Now, this is all a fun logic game . . . but then again, it’s also entirely unnecessary. After all, Missouri v. McNeely (the case that Bernard seeks to side step) already made it crystal clear that this “search incident to arrest” exception carries no weight in the DWI context:
Because ‘[s]earch warrants are ordinarily required for searches of dwellings,’ we reasoned that ‘absent an emergency, no less could be required where intrusions into the human body are concerned,’ even when the search was conducted following a lawful arrest * * * * We have never retreated, however, from our recognition that any compelled intrusion into the human body implicates significant, constitutionally protected privacy interests.

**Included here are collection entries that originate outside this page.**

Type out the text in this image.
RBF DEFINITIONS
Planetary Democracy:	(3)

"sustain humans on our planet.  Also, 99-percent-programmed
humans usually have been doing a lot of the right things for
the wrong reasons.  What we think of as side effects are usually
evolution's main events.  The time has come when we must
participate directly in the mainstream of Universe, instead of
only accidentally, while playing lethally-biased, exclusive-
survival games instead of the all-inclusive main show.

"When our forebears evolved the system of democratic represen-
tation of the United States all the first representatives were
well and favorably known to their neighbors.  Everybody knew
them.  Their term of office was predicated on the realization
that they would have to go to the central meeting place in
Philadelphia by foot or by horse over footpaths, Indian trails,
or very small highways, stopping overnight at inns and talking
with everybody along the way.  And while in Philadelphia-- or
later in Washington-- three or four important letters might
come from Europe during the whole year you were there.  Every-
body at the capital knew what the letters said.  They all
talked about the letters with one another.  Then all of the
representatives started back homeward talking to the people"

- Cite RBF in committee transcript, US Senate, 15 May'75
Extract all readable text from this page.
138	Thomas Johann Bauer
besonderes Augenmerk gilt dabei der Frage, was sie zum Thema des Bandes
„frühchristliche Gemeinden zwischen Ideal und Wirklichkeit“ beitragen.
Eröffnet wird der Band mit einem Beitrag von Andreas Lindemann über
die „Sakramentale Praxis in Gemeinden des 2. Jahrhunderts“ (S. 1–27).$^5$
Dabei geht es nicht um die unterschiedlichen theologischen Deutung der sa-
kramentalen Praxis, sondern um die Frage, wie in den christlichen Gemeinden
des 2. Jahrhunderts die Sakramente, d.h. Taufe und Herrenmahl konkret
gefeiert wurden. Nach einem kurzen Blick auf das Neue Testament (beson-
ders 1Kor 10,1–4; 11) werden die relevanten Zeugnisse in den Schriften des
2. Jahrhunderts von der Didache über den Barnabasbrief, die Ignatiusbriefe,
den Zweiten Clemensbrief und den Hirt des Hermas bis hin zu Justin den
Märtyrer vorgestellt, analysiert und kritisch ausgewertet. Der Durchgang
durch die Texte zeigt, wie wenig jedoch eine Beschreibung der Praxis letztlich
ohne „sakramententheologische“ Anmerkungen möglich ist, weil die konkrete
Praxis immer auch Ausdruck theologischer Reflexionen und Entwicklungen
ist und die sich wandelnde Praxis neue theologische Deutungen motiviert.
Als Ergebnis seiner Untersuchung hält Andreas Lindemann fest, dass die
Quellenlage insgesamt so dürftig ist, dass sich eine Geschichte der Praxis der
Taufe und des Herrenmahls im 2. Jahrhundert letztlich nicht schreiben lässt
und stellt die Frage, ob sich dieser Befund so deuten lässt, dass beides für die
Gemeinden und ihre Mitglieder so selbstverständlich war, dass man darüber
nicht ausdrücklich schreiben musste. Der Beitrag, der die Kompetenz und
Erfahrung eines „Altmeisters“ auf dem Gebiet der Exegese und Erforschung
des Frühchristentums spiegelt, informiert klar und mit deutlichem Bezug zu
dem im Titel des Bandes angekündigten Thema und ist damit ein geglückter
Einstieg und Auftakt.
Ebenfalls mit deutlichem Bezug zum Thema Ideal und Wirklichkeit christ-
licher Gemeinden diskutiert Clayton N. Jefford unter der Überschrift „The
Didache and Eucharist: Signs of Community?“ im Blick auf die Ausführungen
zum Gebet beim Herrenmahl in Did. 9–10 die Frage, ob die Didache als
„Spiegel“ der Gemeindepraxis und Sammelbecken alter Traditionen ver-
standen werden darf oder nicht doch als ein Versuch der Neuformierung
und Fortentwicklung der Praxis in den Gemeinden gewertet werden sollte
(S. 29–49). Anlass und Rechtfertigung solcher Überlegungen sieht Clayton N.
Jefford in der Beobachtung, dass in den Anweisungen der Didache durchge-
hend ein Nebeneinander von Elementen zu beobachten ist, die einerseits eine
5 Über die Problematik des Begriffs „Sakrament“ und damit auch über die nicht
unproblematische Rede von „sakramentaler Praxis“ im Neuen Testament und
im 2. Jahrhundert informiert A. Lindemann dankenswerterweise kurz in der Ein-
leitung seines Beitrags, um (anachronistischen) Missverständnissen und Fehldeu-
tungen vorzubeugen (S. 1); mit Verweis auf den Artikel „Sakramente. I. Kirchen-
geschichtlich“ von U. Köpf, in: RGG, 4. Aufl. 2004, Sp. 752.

If someone tries to blind you with a wall of text, bad logic, or selective citation to authority—be especially wary of reliance on old law, and dissenting, i.e., minority, opinions—it is merely an attempt to convince you that this “search incident to arrest” exception is more than just a passing fancy. Ask them to explain the language from McNeely (quoted above) and then walk them through the 12-point “traditional case method analysis” listed above that. Trust us, they’ll be sputtering by the end.